The 75-year-old said they are bite marks from the bedbugs
infesting her Harrisburg apartment.
"This was a nice place. I like it here. We enjoy one another,"
Mayo said. "But [those] things have been eating me up."
Mayo lives at Presbyterian Apartments Inc., a 23-story
senior-living facility at 322 N. Second St. in downtown
Harrisburg.
Mayo and other highrise residents said that bedbugs have been a
problem for at least a year and that the owners have done little to
exterminate the pests.
The building's owner, Dillsburg-based nonprofit Presbyterian
Senior Living, claims that the apartments are routinely treated for
insects and that when bedbugs are reported, the situation is
remedied immediately.
At Presbyterian Apartments, when a bedbug problem is reported, at
minimum, three treatments three weeks apart are conducted, said
Steve Knaub, the facility's property manager.
"Every unit receives four [standard pest control] treatments per
year. We don't hesitate to provide treatment for bedbugs," Knaub
said. "The comfort and well-being of our residents remains our top
priority."
Presbyterian Apartments, which opened in 1967, has 165 apartments.

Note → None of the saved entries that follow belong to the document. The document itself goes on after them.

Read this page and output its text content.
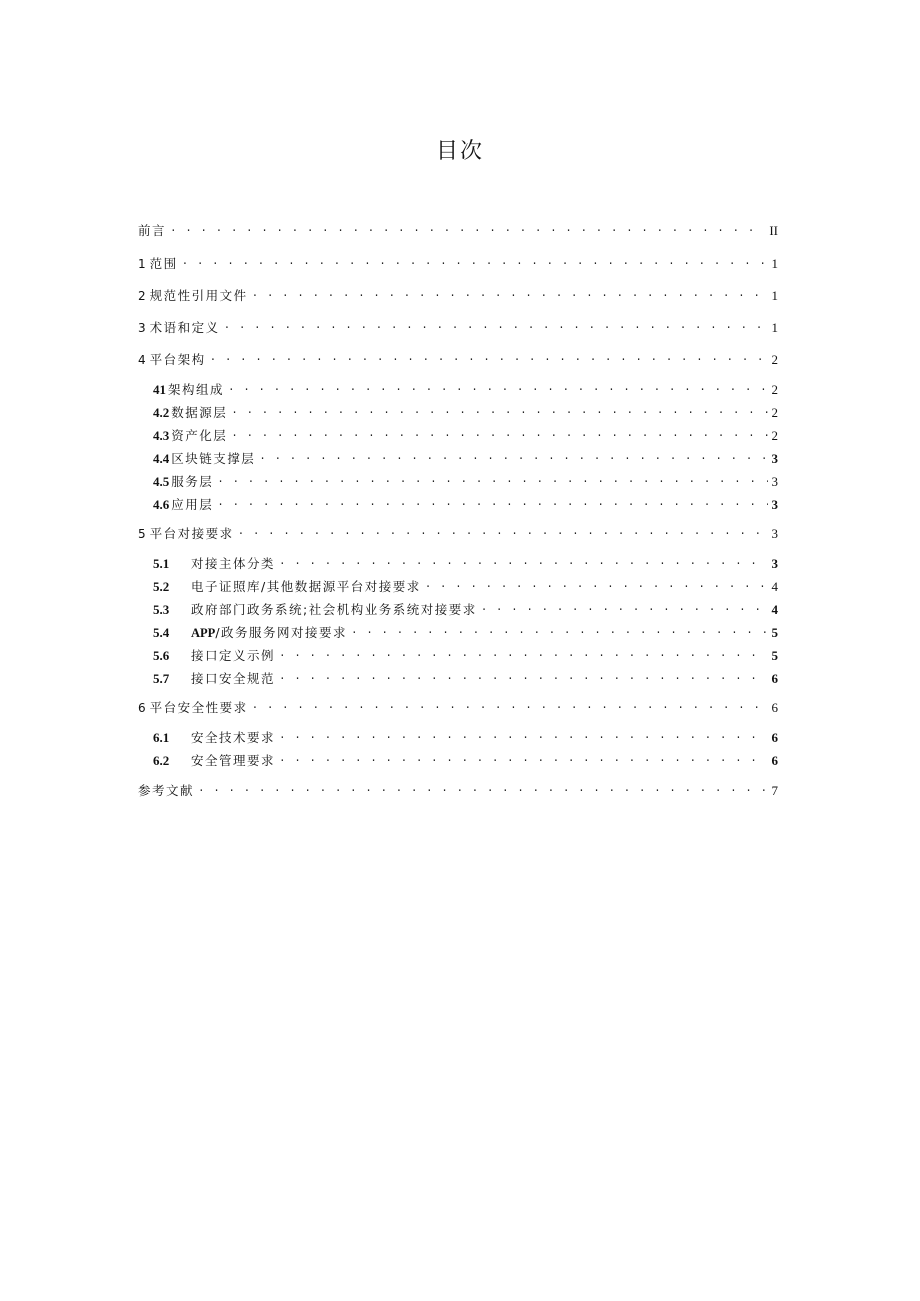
目次
前言 . . .	II
1 范围 . . .	1
2 规范性引用文件 . . .	1
3 术语和定义 . . .	1
4 平台架构 . . .	2
41 架构组成 . . .	2
4.2 数据源层 . . .	2
4.3 资产化层 . . .	2
4.4 区块链支撑层 . . .	3
4.5 服务层 . . .	3
4.6 应用层 . . .	3
5 平台对接要求 . . .	3
5.1	对接主体分类 . . .	3
5.2	电子证照库/其他数据源平台对接要求 . . .	4
5.3	政府部门政务系统;社会机构业务系统对接要求 . . .	4
5.4	APP/政务服务网对接要求 . . .	5
5.6	接口定义示例 . . .	5
5.7	接口安全规范 . . .	6
6 平台安全性要求 . . .	6
6.1	安全技术要求 . . .	6
6.2	安全管理要求 . . .	6
参考文献 . . .	7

Seniors 62 and older are eligible to live in the apartments.
Bedbugs, which are small rust-colored insects that feed on human
blood, are not a new problem in Harrisburg.
Several years ago, they forced the closure of Tara Station, a bar
on South Fourth Street that was in a building that had to be
fumigated after bedbugs infested the apartments in the upper
floors. Though the problem was treated, the bar closed.

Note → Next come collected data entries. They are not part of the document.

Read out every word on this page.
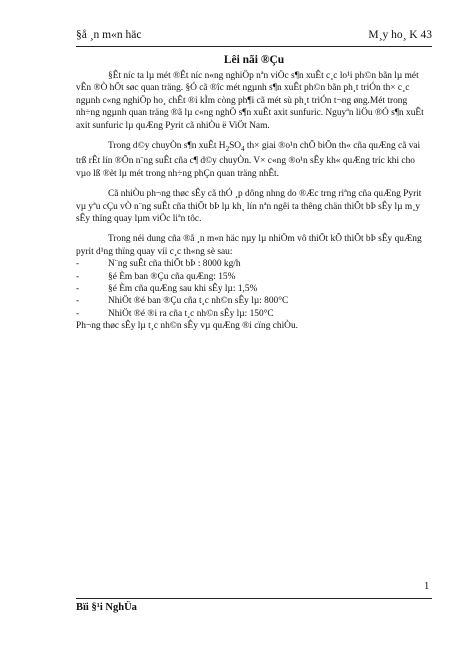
§å ¸n m«n häc	M¸y ho¸ K 43
Lêi nãi ®Çu

§Êt níc ta lµ mét ®Êt níc n«ng nghiÖp nªn viÖc s¶n xuÊt c¸c lo¹i ph©n bãn lµ mét vÊn ®Ò hÕt søc quan träng. §Ó cã ®îc mét ngµnh s¶n xuÊt ph©n bãn ph¸t triÓn th× c¸c ngµnh c«ng nghiÖp ho¸ chÊt ®i kÌm còng ph¶i cã mét sù ph¸t triÓn t¬ng øng.Mét trong nh÷ng ngµnh quan träng ®ã lµ c«ng nghÖ s¶n xuÊt axit sunfuric. Nguyªn liÖu ®Ó s¶n xuÊt axit sunfuric lµ quÆng Pyrit cã nhiÒu ë ViÖt Nam.

Trong d©y chuyÒn s¶n xuÊt $H_2SO_4$ th× giai ®o¹n chÕ biÕn th« cña quÆng cã vai trß rÊt lín ®Õn n¨ng suÊt cña c¶ d©y chuyÒn. V× c«ng ®o¹n sÊy kh« quÆng tríc khi cho vµo lß ®èt lµ mét trong nh÷ng phÇn quan träng nhÊt.

Cã nhiÒu ph¬ng thøc sÊy cã thÓ ¸p dông nhng do ®Æc trng riªng cña quÆng Pyrit vµ yªu cÇu vÒ n¨ng suÊt cña thiÕt bÞ lµ kh¸ lín nªn ngêi ta thêng chän thiÕt bÞ sÊy lµ m¸y sÊy thïng quay lµm viÖc liªn tôc.

Trong néi dung cña ®å ¸n m«n häc nµy lµ nhiÖm vô thiÕt kÕ thiÕt bÞ sÊy quÆng pyrit d¹ng thïng quay víi c¸c th«ng sè sau:

-	N¨ng suÊt cña thiÕt bÞ : 8000 kg/h
-	§é Èm ban ®Çu cña quÆng: 15%
-	§é Èm cña quÆng sau khi sÊy lµ: 1,5%
-	NhiÖt ®é ban ®Çu cña t¸c nh©n sÊy lµ: 800°C
-	NhiÖt ®é ®i ra cña t¸c nh©n sÊy lµ: 150°C

Ph¬ng thøc sÊy lµ t¸c nh©n sÊy vµ quÆng ®i cïng chiÒu.

1
Bïi §¹i NghÜa
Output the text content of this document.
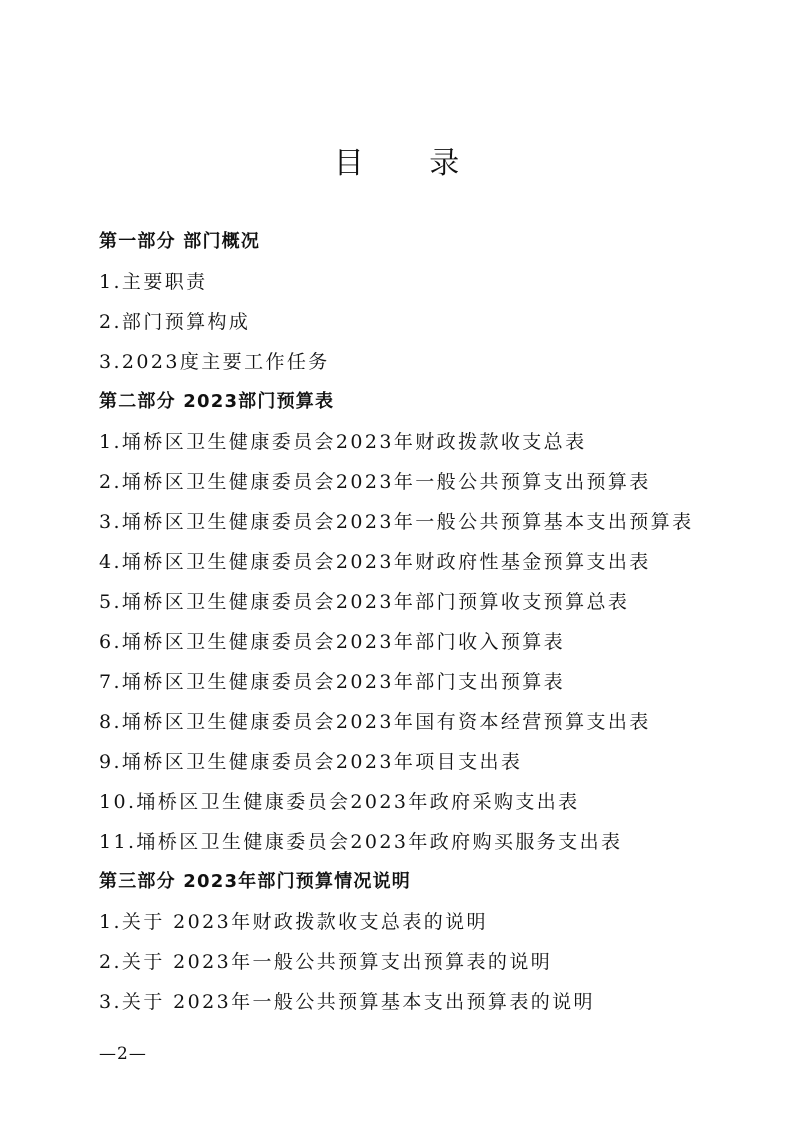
目 录
第一部分 部门概况
1.主要职责
2.部门预算构成
3.2023度主要工作任务
第二部分 2023部门预算表
1.埇桥区卫生健康委员会2023年财政拨款收支总表
2.埇桥区卫生健康委员会2023年一般公共预算支出预算表
3.埇桥区卫生健康委员会2023年一般公共预算基本支出预算表
4.埇桥区卫生健康委员会2023年财政府性基金预算支出表
5.埇桥区卫生健康委员会2023年部门预算收支预算总表
6.埇桥区卫生健康委员会2023年部门收入预算表
7.埇桥区卫生健康委员会2023年部门支出预算表
8.埇桥区卫生健康委员会2023年国有资本经营预算支出表
9.埇桥区卫生健康委员会2023年项目支出表
10.埇桥区卫生健康委员会2023年政府采购支出表
11.埇桥区卫生健康委员会2023年政府购买服务支出表
第三部分 2023年部门预算情况说明
1.关于 2023年财政拨款收支总表的说明
2.关于 2023年一般公共预算支出预算表的说明
3.关于 2023年一般公共预算基本支出预算表的说明
—2—
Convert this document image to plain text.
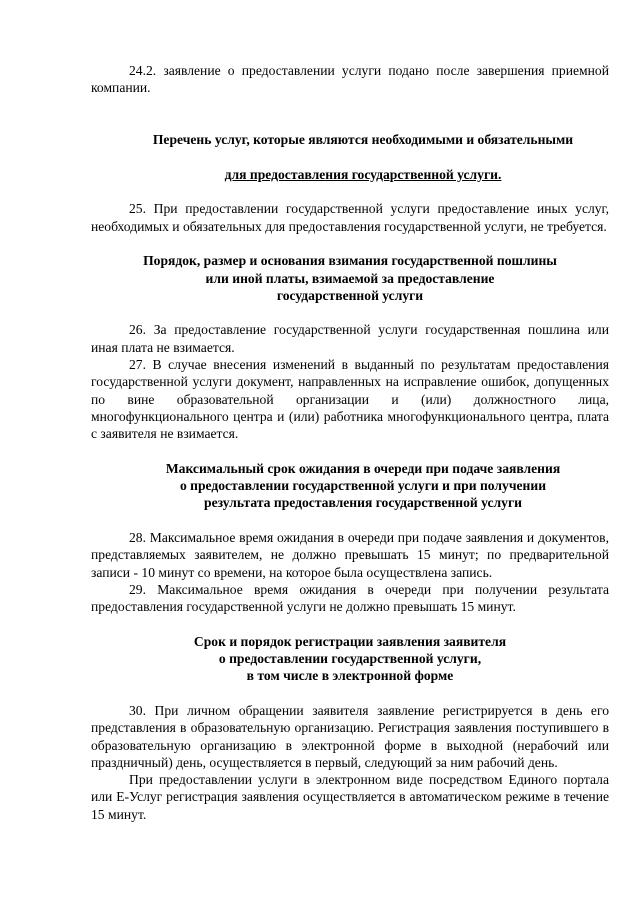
24.2. заявление о предоставлении услуги подано после завершения приемной компании.

Перечень услуг, которые являются необходимыми и обязательными

для предоставления государственной услуги.

25. При предоставлении государственной услуги предоставление иных услуг, необходимых и обязательных для предоставления государственной услуги, не требуется.

Порядок, размер и основания взимания государственной пошлины
или иной платы, взимаемой за предоставление
государственной услуги

26. За предоставление государственной услуги государственная пошлина или иная плата не взимается.

27. В случае внесения изменений в выданный по результатам предоставления государственной услуги документ, направленных на исправление ошибок, допущенных по вине образовательной организации и (или) должностного лица, многофункционального центра и (или) работника многофункционального центра, плата с заявителя не взимается.

Максимальный срок ожидания в очереди при подаче заявления
о предоставлении государственной услуги и при получении
результата предоставления государственной услуги

28. Максимальное время ожидания в очереди при подаче заявления и документов, представляемых заявителем, не должно превышать 15 минут; по предварительной записи - 10 минут со времени, на которое была осуществлена запись.

29. Максимальное время ожидания в очереди при получении результата предоставления государственной услуги не должно превышать 15 минут.

Срок и порядок регистрации заявления заявителя
о предоставлении государственной услуги,
в том числе в электронной форме

30. При личном обращении заявителя заявление регистрируется в день его представления в образовательную организацию. Регистрация заявления поступившего в образовательную организацию в электронной форме в выходной (нерабочий или праздничный) день, осуществляется в первый, следующий за ним рабочий день.

При предоставлении услуги в электронном виде посредством Единого портала или Е-Услуг регистрация заявления осуществляется в автоматическом режиме в течение 15 минут.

The insects also were reported at Camp Curtin School during the
past school year.
Bedbugs usually are transported into buildings via luggage,
bedding and clothing.
Even though bedbugs multiply and spread quickly, the Pennsylvania
Department of Health doesn't intervene when they are reported in
buildings because they are not known to carry diseases, said Thomas
Hostetter, a department spokesman.
It's up to municipalities to track and oversee the remediation of
bedbugs, Hostetter said.
Harrisburg's Bureau of Codes will step in if the city receives
documented bedbug complaints, said Robert Philbin, spokesman for
Mayor Linda Thompson.
A codes officer will issue a series of warnings and sanctions. And
if a building owner doesn't remediate the problem, the city will
placard it as a building unfit for human habitation and shut it
down, Philbin said.
While Philbin said the city has not received any complaints about
Presbyterian Apartments, one former resident, Bob Powers, said he
plans to contact Harrisburg officials.
Powers said he left his apartment on the 13th floor of the
building three months after moving there in January due to the
bedbug problem. He said he lost a brand-new $700 couch and a
recliner after bedbugs infested his furniture.
Presbyterian Senior Living offered to treat the couch, but Powers
said the furniture was ruined and he wants to be reimbursed.
Powers, who is living with his sister in Carlisle until he finds a
house, said he hopes the situation is addressed for residents who
are on fixed incomes and don't have the means to move out.
"This, to me, is an ongoing problem, and when you come here as a
new tenant you should be made aware there is a possibility you may
get [bedbugs]," Powers said. "I hope that they can address this
problem for these people in this building. Some of the folks are
kind of poor souls. They just don't have the means, and I hope they
resolve the problem for their sake."
Knaub said Presbyterian Senior Living policy prevented him from
commenting on Powers' situation or that of any other resident
living in the building.
William Shannon and his wife have been residents for 11
years.
Shannon, 70, said he has not found bedbugs in his apartment, but
many of his neighbors have, and one friend had them on his neck and
back on Monday.
"There is a problem. [My neighbor] had it on his clothes, and his
neck is all tore up and bit up. He reported it this morning,"
Shannon said.
Mayo, who has lived at the Presbyterian Apartments for more than
three years, said bedbugs are in her couch and ruined her bed
mattress.
She said she has had bedbugs for about a year and Presbyterian
Senior Living has treated her apartment twice, but the bedbugs have
not gone away.
"[My mattress] was like new. It looks terrible now," Mayo said. "I
like staying here. I like the apartment I'm in. But I have
[bedbugs] on my bed and in my closet and on my pillow."